En Chine, Macron envisage un plus grand rôle pour la France sur l’Iran et le Moyen-Orient
PARIS Une déclaration conjointe du président français Emmanuel Macron et de son homologue chinois Xi Jinping vendredi dernier a évoqué entre autres des efforts communs pour relancer l’accord nucléaire, officiellement connu sous le nom de Plan d’action global conjoint (JCPOA), avec l’Iran qui a été signé en 2015 mais au point mort après le retrait des États-Unis de l’accord en 2018.
Le communiqué note que les deux pays « réitèrent leur engagement à promouvoir un règlement politique et diplomatique de la question nucléaire iranienne », ajoutant que la France et la Chine s’engagent à travailler ensemble pour préserver le régime international de non-prolifération nucléaire et les résolutions pertinentes du Conseil de sécurité de l’ONU.

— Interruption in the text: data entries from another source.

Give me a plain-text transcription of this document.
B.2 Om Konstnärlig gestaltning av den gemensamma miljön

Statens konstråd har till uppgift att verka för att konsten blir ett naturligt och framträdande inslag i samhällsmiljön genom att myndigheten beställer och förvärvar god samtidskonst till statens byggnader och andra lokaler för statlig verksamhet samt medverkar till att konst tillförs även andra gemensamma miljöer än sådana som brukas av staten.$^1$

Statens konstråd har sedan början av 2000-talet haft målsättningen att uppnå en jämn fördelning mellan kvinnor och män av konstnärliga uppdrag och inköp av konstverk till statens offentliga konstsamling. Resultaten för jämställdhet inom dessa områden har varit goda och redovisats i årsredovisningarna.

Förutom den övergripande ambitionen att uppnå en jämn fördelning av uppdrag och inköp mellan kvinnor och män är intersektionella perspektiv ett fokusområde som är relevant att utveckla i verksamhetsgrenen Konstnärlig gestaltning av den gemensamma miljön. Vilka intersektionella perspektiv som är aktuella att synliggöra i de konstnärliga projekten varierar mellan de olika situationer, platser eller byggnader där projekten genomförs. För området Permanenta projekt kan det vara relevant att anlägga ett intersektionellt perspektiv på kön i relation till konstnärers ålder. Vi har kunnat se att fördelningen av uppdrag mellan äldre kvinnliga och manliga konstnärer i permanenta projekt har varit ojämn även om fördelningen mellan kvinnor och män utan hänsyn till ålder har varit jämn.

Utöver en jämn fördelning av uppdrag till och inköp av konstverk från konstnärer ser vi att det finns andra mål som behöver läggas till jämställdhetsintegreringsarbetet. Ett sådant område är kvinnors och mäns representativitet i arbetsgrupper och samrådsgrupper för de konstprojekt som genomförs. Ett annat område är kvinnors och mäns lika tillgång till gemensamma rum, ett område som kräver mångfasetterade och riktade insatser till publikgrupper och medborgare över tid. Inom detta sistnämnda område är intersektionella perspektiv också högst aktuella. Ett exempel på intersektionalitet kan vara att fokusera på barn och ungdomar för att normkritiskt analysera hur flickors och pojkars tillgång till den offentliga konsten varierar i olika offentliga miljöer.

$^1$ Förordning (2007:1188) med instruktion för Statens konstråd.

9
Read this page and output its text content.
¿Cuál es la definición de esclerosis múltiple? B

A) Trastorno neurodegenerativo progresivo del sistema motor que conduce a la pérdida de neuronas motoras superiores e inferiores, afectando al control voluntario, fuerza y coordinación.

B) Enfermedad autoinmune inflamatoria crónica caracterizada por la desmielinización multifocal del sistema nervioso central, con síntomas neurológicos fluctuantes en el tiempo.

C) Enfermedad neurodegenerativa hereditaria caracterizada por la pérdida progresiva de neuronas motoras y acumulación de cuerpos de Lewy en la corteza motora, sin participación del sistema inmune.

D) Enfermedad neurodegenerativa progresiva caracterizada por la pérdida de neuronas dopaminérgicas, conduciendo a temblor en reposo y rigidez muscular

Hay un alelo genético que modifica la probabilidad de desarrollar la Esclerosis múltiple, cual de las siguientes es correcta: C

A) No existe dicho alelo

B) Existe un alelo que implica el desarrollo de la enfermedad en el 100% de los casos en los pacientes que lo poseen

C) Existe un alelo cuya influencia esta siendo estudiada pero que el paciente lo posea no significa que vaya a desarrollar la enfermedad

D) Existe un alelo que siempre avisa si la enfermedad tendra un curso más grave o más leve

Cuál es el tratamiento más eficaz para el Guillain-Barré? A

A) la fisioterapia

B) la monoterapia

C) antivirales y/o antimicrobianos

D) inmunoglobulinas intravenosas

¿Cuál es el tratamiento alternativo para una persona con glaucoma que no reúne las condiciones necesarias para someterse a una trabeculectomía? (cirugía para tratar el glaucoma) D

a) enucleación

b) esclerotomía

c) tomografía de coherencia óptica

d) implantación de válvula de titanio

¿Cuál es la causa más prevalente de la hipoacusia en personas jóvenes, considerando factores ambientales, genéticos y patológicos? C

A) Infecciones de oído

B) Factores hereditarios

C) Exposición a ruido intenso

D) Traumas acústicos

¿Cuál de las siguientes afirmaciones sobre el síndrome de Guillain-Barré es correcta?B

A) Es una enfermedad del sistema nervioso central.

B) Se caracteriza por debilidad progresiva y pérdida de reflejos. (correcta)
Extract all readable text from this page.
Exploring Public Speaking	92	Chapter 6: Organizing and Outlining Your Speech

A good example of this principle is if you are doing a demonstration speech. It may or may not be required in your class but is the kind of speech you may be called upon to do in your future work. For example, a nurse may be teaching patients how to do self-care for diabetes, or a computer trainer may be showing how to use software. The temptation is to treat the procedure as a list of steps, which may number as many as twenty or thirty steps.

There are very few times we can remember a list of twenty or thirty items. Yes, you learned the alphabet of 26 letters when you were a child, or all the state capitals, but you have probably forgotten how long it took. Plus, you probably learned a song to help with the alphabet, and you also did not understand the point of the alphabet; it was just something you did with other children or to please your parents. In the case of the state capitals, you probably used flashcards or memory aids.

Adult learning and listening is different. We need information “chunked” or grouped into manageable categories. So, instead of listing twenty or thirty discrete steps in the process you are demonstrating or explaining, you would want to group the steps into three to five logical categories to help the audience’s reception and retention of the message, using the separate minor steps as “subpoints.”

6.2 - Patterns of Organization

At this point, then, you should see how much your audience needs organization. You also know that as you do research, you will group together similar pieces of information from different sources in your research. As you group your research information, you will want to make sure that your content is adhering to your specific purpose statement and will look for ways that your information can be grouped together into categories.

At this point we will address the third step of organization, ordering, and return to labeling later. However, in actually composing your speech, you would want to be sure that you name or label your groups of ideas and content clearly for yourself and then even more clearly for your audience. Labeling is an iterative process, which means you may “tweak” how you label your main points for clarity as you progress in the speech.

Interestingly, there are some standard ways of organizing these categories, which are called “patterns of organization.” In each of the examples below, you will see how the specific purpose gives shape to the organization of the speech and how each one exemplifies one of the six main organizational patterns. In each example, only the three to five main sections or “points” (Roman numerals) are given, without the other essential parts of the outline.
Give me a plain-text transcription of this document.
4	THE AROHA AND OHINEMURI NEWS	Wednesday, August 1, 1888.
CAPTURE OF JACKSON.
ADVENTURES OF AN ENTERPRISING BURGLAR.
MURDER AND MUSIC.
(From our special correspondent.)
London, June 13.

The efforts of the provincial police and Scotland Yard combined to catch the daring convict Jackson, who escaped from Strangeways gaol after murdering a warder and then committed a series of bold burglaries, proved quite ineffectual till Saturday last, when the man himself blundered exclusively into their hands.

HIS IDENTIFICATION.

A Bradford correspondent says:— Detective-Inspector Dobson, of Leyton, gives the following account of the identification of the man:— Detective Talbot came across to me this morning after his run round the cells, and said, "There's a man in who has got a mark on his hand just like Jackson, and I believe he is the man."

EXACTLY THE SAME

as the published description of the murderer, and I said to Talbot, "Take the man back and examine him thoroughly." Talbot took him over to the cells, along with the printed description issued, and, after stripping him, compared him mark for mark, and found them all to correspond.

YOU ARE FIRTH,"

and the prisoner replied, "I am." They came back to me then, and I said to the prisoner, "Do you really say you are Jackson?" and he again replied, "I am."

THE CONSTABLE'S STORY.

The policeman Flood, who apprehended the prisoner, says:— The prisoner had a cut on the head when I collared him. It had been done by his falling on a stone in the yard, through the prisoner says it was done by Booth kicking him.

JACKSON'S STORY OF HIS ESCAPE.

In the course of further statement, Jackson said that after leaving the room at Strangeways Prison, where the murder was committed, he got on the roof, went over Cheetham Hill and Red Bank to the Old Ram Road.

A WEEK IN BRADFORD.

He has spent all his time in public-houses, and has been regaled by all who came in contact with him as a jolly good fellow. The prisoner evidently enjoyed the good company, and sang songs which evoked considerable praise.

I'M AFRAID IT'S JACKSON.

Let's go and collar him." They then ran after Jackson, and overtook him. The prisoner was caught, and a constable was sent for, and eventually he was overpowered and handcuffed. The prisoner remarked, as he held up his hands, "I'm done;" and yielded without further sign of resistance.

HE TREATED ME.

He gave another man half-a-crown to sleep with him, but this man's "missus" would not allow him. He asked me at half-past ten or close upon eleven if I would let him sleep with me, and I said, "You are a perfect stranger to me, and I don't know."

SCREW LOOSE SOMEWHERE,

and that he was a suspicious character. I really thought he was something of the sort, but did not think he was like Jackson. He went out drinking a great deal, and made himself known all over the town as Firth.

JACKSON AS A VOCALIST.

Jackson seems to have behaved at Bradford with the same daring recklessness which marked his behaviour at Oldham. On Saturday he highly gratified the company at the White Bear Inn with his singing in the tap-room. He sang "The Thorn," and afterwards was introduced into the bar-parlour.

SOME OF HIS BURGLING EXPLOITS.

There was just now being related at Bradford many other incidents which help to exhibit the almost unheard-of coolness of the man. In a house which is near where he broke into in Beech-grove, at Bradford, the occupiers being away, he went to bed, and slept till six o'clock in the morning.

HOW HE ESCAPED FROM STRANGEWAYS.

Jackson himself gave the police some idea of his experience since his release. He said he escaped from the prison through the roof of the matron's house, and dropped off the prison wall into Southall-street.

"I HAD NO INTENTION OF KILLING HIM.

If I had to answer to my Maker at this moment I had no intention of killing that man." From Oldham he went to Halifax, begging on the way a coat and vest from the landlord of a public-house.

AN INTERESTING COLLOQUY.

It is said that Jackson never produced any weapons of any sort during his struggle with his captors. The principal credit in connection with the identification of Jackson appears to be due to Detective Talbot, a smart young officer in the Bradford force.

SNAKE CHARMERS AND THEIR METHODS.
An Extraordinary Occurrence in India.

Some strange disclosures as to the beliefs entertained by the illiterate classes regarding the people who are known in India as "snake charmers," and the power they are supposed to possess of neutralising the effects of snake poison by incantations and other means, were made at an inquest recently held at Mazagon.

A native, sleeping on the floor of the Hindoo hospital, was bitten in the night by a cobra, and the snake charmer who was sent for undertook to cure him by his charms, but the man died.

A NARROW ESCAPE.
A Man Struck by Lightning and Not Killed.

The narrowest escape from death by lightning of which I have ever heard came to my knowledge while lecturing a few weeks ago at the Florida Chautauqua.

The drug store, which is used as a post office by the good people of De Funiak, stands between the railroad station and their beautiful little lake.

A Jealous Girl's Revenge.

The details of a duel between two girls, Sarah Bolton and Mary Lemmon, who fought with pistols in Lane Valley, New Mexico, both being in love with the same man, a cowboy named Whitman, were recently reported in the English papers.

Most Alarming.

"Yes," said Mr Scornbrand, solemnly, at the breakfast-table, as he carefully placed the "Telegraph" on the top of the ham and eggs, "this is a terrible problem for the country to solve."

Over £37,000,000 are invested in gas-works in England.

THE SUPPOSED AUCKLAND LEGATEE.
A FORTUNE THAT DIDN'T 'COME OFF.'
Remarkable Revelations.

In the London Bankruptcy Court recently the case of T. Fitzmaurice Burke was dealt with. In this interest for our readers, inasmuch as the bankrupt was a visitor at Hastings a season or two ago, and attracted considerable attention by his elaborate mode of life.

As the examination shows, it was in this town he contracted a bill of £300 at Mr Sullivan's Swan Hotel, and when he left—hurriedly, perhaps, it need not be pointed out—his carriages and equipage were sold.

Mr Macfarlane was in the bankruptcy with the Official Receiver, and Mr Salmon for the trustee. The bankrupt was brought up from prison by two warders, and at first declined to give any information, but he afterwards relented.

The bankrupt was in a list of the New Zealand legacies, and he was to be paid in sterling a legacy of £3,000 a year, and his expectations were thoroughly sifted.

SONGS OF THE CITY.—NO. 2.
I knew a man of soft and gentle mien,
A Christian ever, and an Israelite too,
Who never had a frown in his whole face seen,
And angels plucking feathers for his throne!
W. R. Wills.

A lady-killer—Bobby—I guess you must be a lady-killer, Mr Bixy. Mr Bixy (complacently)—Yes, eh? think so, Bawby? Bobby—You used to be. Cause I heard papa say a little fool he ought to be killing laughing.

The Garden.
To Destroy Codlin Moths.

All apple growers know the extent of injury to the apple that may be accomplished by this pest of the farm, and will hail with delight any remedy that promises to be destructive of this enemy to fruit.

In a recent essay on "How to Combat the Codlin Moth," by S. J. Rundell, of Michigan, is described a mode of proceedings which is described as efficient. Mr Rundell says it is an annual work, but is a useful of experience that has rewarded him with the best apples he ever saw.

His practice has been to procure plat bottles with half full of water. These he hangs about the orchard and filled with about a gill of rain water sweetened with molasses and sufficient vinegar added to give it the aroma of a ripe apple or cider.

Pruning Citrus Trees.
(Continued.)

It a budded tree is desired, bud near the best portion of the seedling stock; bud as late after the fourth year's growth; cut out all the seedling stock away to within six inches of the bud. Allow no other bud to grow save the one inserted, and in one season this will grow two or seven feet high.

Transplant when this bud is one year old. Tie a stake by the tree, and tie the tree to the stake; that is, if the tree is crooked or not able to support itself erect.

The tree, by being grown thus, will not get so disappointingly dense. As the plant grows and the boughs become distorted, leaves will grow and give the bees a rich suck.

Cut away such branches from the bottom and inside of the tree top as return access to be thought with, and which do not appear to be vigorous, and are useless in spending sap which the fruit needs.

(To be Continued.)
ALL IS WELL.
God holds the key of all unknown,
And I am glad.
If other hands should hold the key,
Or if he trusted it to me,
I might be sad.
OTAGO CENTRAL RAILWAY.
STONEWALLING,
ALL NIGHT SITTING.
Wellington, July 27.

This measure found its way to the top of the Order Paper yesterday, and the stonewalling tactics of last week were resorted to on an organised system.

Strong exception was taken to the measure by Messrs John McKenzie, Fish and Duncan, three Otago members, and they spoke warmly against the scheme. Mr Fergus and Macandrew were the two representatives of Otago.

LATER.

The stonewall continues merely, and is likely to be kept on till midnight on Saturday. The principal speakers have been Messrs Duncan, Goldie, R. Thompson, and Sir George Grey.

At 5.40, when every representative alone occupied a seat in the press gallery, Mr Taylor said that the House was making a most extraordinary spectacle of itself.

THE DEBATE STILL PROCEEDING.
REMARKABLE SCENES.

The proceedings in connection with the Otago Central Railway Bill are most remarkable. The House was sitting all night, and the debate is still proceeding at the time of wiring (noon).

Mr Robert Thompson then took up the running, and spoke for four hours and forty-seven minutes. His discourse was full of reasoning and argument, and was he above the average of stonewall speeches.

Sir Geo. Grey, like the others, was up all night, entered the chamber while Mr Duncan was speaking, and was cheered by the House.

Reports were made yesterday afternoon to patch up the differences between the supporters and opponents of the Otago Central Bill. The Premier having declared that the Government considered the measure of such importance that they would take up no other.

Jeudi, alors qu’elle accompagnait Macron lors de sa visite en Chine, la ministre française des Affaires étrangères Catherine Colonna a rencontré à Pékin son homologue iranien Hossein Amir-Abdollahian, une rare première rencontre entre les deux.
Un communiqué du ministère français des Affaires étrangères a déclaré que Colonna avait réitéré la demande de la France pour la libération immédiate de six ressortissants français détenus arbitrairement par l’Iran et que la conversation avait abordé la situation en Iran, divers problèmes régionaux et le programme nucléaire iranien. Interrogé par Al-Monitor, le ministère a refusé de donner plus de détails sur la rencontre ou d’affirmer si d’autres rencontres entre diplomates français et iraniens sont prévues dans un proche avenir.
La visite de trois jours de Macron en Chine a mis en évidence les efforts français et européens pour engager la Chine dans les tentatives de mettre fin à la guerre en Ukraine. La présence croissante de Pékin sur la scène diplomatique internationale en général et ses liens avec Moscou ont fait du soft power chinois un acteur incontournable au Moyen-Orient et en Europe. Plus encore, cela signale que pour la France, que les États-Unis le veuillent ou non, la Chine doit être prise en compte sur l’Iran et d’autres dossiers du Moyen-Orient.
L’accord négocié par la Chine entre l’Arabie saoudite et l’Iran le mois dernier a secoué les États-Unis et l’Europe. Macron, s’adressant à Politico alors qu’il était en Chine, a déclaré que l’Europe devait réduire sa dépendance vis-à-vis des États-Unis, en résistant à la pression pour devenir des « adeptes des Amériques ». Le président français faisait référence à la question de Taiwan, mais la même logique peut également être impliquée dans d’autres conflits. L’interview de Macron avec Politico a montré qu’il est prêt pour une diplomatie française indépendante.
Une première étape de ce type était évidente avec les deux conférences de Bagdad (août 2021 et décembre 2022) initiées par Macron afin d’aider à stabiliser l’Irak avant les élections. Paris est intervenu là où Washington a laissé un vide diplomatique. Ainsi, la France peut désormais se positionner comme l’un des acteurs clés de l’expansion de l’effet de levier à l’intérieur de l’Irak. Les pourparlers de longue date sur l’accord de 27 milliards de dollars sur l’énergie totale avec l’Irak avancent. De plus, les liens étroits de la France avec les pays du Golfe, dont l’Arabie saoudite, les Émirats arabes unis et le Qatar, lui offrent plus d’espace diplomatique pour travailler sur le dossier iranien et le rapprochement Golfe-Iran.
La frénésie française actuelle sur l’Iran survient sur fond de relations bilatérales difficiles entre Paris et Téhéran depuis la mort en 2022 de Mahsa Amini en garde à vue et la répression de Téhéran contre les manifestants.
Paris a vivement critiqué Téhéran pour ses violations des droits de l’homme et a joué un rôle déterminant dans l’adoption par l’Union européenne de sanctions contre des personnalités et des entités iraniennes impliquées dans des violations des droits de l’homme. L’arrestation de plusieurs ressortissants français a aggravé la crise diplomatique.
Cela dit, Paris maintient sa position favorable au dialogue avec Téhéran pour un nouvel accord sur son programme nucléaire. Macron a rencontré le président iranien Ebrahim Raisi à New York en septembre dernier, et les voies diplomatiques restent ouvertes entre les deux pays. Pour l’instant, la Chine pourrait être la pièce manquante du puzzle, car la France espère que Pékin pourrait pousser l’Iran à revenir à l’accord.